E, talvez, ainda outra pergunta: se a autoestrada está na superfície, o que estará na profundidade? Porque não acordamos para essa profundidade? Que corpos estarão na superfície e que corpos estarão na profundidade? Devemos apagar as linhas brancas pintadas no asfalto sem apagarmos o resto do nosso próprio caminho? Como deixar de olhar para trás? Transformar-nos-emos em pedra se olharmos para trás? Talvez uma possível resposta [se a houver] será termos em consideração que a autoestrada é um foco de atenção e não um lugar específico; é um túnel, é um caminho estreito, é uma estrada larga e extensa que se repercute e estende até ao infinito, lugar entre, um lugar onde os véus de Maya dialogam com transparências talvez reais ou talvez imaginárias.

Mas se as linhas voltam a ser pintadas, é porque iluminam e se iluminam, dão referenciais. Os referenciais são necessários, mas, muitas vezes, podem dar luz em locais onde a profundidade do negro poderia talvez abrir mais os caminhos. Será que precisamos de linhas?

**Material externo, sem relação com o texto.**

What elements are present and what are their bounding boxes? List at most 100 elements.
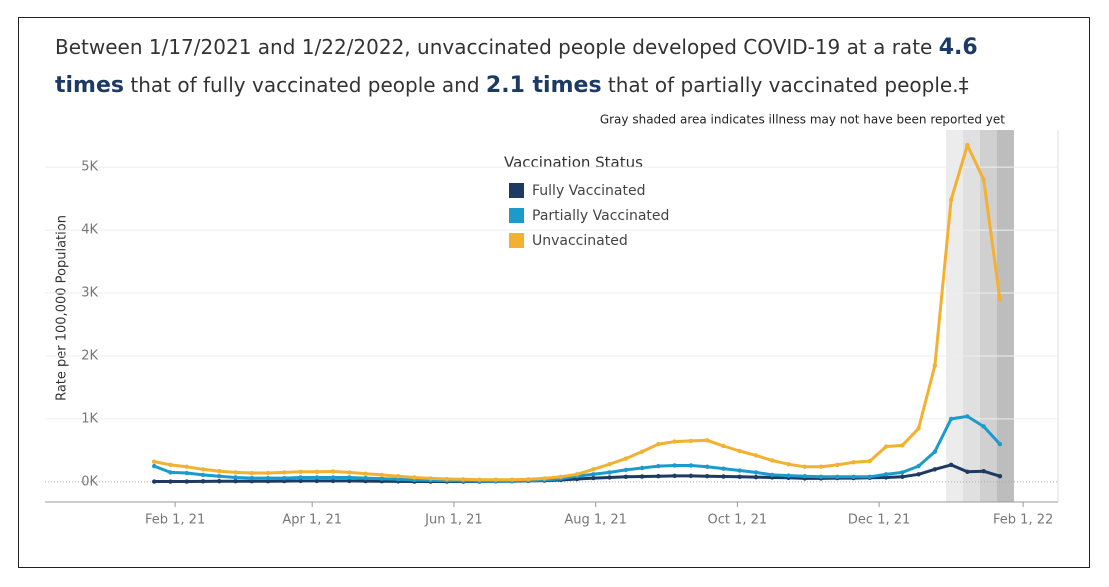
point [883,472,889,477]
point [493,477,498,482]
point [461,477,466,482]
point [981,468,986,474]
point [217,479,222,484]
point [867,474,873,480]
point [997,297,1003,302]
point [818,474,824,480]
point [623,456,629,461]
title-part: that of fully vaccinated people and [124,73,486,97]
point [314,469,320,474]
point [412,475,417,480]
shade [997,130,1014,502]
point [330,469,336,474]
x-tick-label: Jun 1, 21 [424,513,483,528]
point [802,464,807,469]
y-tick-label: 4K [81,223,98,238]
x-tick-label: Aug 1, 21 [564,513,627,528]
point [151,459,157,464]
point [965,414,970,419]
point [932,467,938,472]
frame [18,17,1090,568]
point [233,470,238,475]
legend-label: Fully Vaccinated [532,183,645,199]
point [737,474,742,480]
point [347,470,352,475]
point [298,478,303,484]
point [265,470,271,476]
x-tick-label: Dec 1, 21 [848,513,910,528]
point [282,475,287,481]
point [623,467,629,473]
point [314,475,320,480]
y-tick-label: 2K [81,348,98,363]
point [249,479,254,484]
point [168,470,173,475]
point [900,474,905,480]
point [786,473,791,478]
point [770,458,775,463]
annotation: Gray shaded area indicates illness may n… [600,113,1005,127]
point [802,473,807,479]
point [444,476,450,482]
point [233,475,238,480]
point [851,474,856,480]
point [704,473,710,479]
point [688,463,694,468]
point [704,438,710,443]
point [591,472,596,477]
point [249,470,254,476]
point [168,462,173,468]
point [151,479,157,484]
point [298,475,303,480]
point [265,475,271,481]
point [900,443,905,448]
point [282,470,287,475]
point [721,474,726,479]
point [948,416,954,422]
point [363,478,368,484]
point [184,479,189,484]
point [639,465,645,471]
point [932,449,938,454]
point [607,462,612,467]
point [965,469,970,474]
point [656,473,661,479]
point [200,479,206,484]
point [200,467,206,472]
legend-swatch [509,183,524,198]
title-part: that of partially vaccinated people.‡ [602,73,969,97]
point [851,460,856,465]
title-part: Between 1/17/2021 and 1/22/2022, unvacci… [55,35,939,59]
title-line-2: times that of fully vaccinated people an… [55,73,969,99]
point [981,177,986,182]
point [509,477,515,482]
point [672,473,677,479]
point [835,474,840,480]
title-part: 2.1 times [486,73,602,98]
point [330,478,336,484]
point [965,142,970,148]
point [737,448,742,454]
y-tick-label: 3K [81,286,98,301]
point [753,470,759,475]
point [672,439,677,444]
point [721,443,726,449]
legend-title: Vaccination Status [504,154,643,172]
point [916,463,921,469]
point [623,474,629,480]
point [347,478,352,484]
point [997,441,1003,447]
legend-label: Partially Vaccinated [532,208,669,224]
legend-swatch [509,208,524,223]
point [883,475,889,480]
point [379,476,385,481]
point [818,464,824,469]
point [168,479,173,484]
point [184,470,189,476]
shade [963,130,980,502]
point [672,463,677,468]
point [981,424,986,429]
point [916,426,921,431]
point [883,444,889,449]
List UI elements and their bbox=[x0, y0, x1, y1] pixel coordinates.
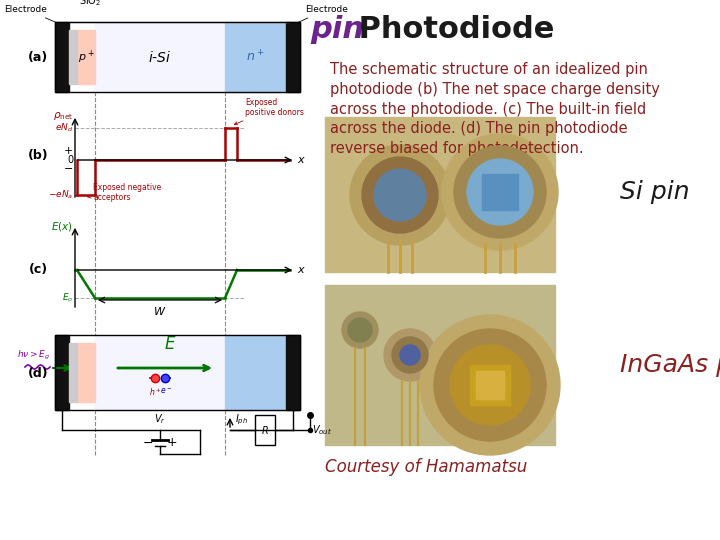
Text: Exposed negative
acceptors: Exposed negative acceptors bbox=[87, 183, 161, 202]
Bar bbox=[69, 343, 77, 402]
Text: $V_{out}$: $V_{out}$ bbox=[312, 423, 332, 437]
Text: $eN_d$: $eN_d$ bbox=[55, 122, 73, 134]
Text: $h\nu > E_g$: $h\nu > E_g$ bbox=[17, 348, 50, 362]
Text: $W$: $W$ bbox=[153, 305, 166, 317]
Circle shape bbox=[350, 145, 450, 245]
Bar bbox=[55, 335, 300, 410]
Bar bbox=[470, 365, 510, 405]
Text: $e^-$: $e^-$ bbox=[160, 386, 172, 396]
Bar bbox=[95, 22, 225, 92]
Text: InGaAs pin: InGaAs pin bbox=[620, 353, 720, 377]
Text: Courtesy of Hamamatsu: Courtesy of Hamamatsu bbox=[325, 458, 527, 476]
Text: $x$: $x$ bbox=[297, 265, 306, 275]
Text: 0: 0 bbox=[67, 155, 73, 165]
Circle shape bbox=[434, 329, 546, 441]
Text: $n^+$: $n^+$ bbox=[246, 49, 264, 65]
Bar bbox=[95, 335, 225, 410]
Text: $\mathrm{SiO_2}$: $\mathrm{SiO_2}$ bbox=[79, 0, 101, 8]
Text: −: − bbox=[63, 164, 73, 174]
Text: $i$-Si: $i$-Si bbox=[148, 50, 172, 64]
Text: pin: pin bbox=[310, 15, 364, 44]
Circle shape bbox=[442, 134, 558, 250]
Text: $V_r$: $V_r$ bbox=[154, 412, 166, 426]
Circle shape bbox=[342, 312, 378, 348]
Bar bbox=[69, 30, 77, 84]
Circle shape bbox=[420, 315, 560, 455]
Circle shape bbox=[374, 169, 426, 221]
Bar bbox=[55, 22, 300, 92]
Circle shape bbox=[400, 345, 420, 365]
Text: $x$: $x$ bbox=[297, 155, 306, 165]
Text: $I_{ph}$: $I_{ph}$ bbox=[235, 413, 248, 427]
Text: Si pin: Si pin bbox=[620, 180, 690, 204]
Text: $-eN_a$: $-eN_a$ bbox=[48, 189, 73, 201]
Text: Electrode: Electrode bbox=[4, 5, 63, 26]
Text: (c): (c) bbox=[28, 264, 48, 276]
Text: The schematic structure of an idealized pin
photodiode (b) The net space charge : The schematic structure of an idealized … bbox=[330, 62, 660, 156]
Text: +: + bbox=[63, 146, 73, 156]
Bar bbox=[325, 117, 555, 272]
Bar bbox=[325, 285, 555, 445]
Circle shape bbox=[467, 159, 533, 225]
Text: $R$: $R$ bbox=[261, 424, 269, 436]
Text: Electrode: Electrode bbox=[292, 5, 348, 25]
Text: −: − bbox=[143, 436, 153, 449]
Circle shape bbox=[454, 146, 546, 238]
Bar bbox=[255, 415, 275, 445]
Bar bbox=[286, 335, 300, 410]
Text: (d): (d) bbox=[27, 367, 48, 380]
Bar bbox=[55, 22, 69, 92]
Circle shape bbox=[450, 345, 530, 425]
Text: +: + bbox=[167, 436, 177, 449]
Bar bbox=[77, 343, 95, 402]
Text: Exposed
positive donors: Exposed positive donors bbox=[235, 98, 304, 125]
Circle shape bbox=[348, 318, 372, 342]
Circle shape bbox=[384, 329, 436, 381]
Text: Photodiode: Photodiode bbox=[348, 15, 554, 44]
Text: (a): (a) bbox=[28, 51, 48, 64]
Text: $E_o$: $E_o$ bbox=[62, 292, 73, 304]
Text: $h^+$: $h^+$ bbox=[149, 386, 161, 397]
Text: (b): (b) bbox=[27, 148, 48, 161]
Bar bbox=[225, 335, 286, 410]
Bar bbox=[286, 22, 300, 92]
Bar bbox=[77, 30, 95, 84]
Text: $p^+$: $p^+$ bbox=[78, 49, 94, 66]
Bar bbox=[55, 335, 69, 410]
Text: $\rho_{\rm net}$: $\rho_{\rm net}$ bbox=[53, 110, 73, 122]
Circle shape bbox=[392, 337, 428, 373]
Bar bbox=[476, 371, 504, 399]
Text: $E(x)$: $E(x)$ bbox=[51, 220, 73, 233]
Circle shape bbox=[362, 157, 438, 233]
Bar bbox=[225, 22, 286, 92]
Bar bbox=[482, 174, 518, 210]
Text: $E$: $E$ bbox=[163, 335, 176, 353]
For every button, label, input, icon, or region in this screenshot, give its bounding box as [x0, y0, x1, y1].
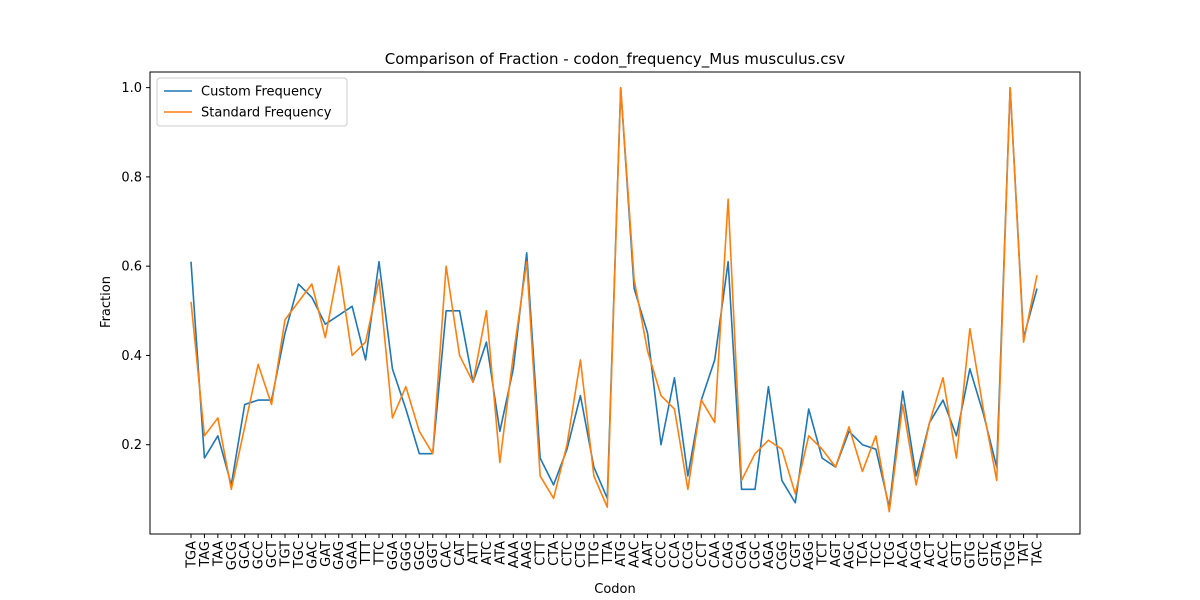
chart-title: Comparison of Fraction - codon_frequency… [385, 50, 846, 69]
y-axis-label: Fraction [99, 276, 114, 328]
x-axis-label: Codon [594, 582, 635, 597]
y-tick-label: 0.4 [121, 349, 142, 364]
y-tick-label: 0.2 [121, 438, 142, 453]
legend: Custom Frequency Standard Frequency [157, 78, 347, 126]
x-tick-label: TAC [1031, 541, 1046, 567]
y-tick-label: 0.6 [121, 260, 142, 275]
y-tick-label: 0.8 [121, 170, 142, 185]
y-tick-label: 1.0 [121, 81, 142, 96]
legend-label-1: Custom Frequency [201, 85, 322, 100]
legend-label-2: Standard Frequency [201, 106, 332, 121]
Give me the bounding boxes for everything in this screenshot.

Que linhas serão essas? Linhas que transmitem e gravam o contínuo do caminho? Linhas que são referenciais, mas que podem ser diretrizes rígidas? Porque precisam essas linhas de ser pintadas? Para dar vida e realidade às coisas? Para iluminar e dar sentido à escuridão? Uma candeia acesa, numa luz talvez ainda suave? Não terá mais sentido sermos vozes-morcego, vozes-elefante, vozes-traça? Ou talvez vozes-poema?

Mas os caminhos são todos os caminhos, a autoestrada “é todas as autoestradas”, “as linhas brancas são os poemas do asfalto”, as linhas brancas da vida, ora contínuas ora em traços descontínuos.

No poema “Todas as pontes cairão porque nunca existiram”, Mendía continua a evocar a metáfora da autoestrada, mesmo que esta se deixe atravessar por barrancos e “grandes diferenças que as pontes querem dissimular” e mesmo que as negações e as afirmações sejam, afinal de contas, inúteis. As autoestradas não são iguais, os caminhos não são iguais pois barrancos, baixios, pequenos abismos podem sempre surgir na grande extensão aparentemente tão igual e contínua. A grande extensão que as pontes, evocadoras de Maya, dissimulam, fazendo com que o caminho pareça um longo e contínuo percurso.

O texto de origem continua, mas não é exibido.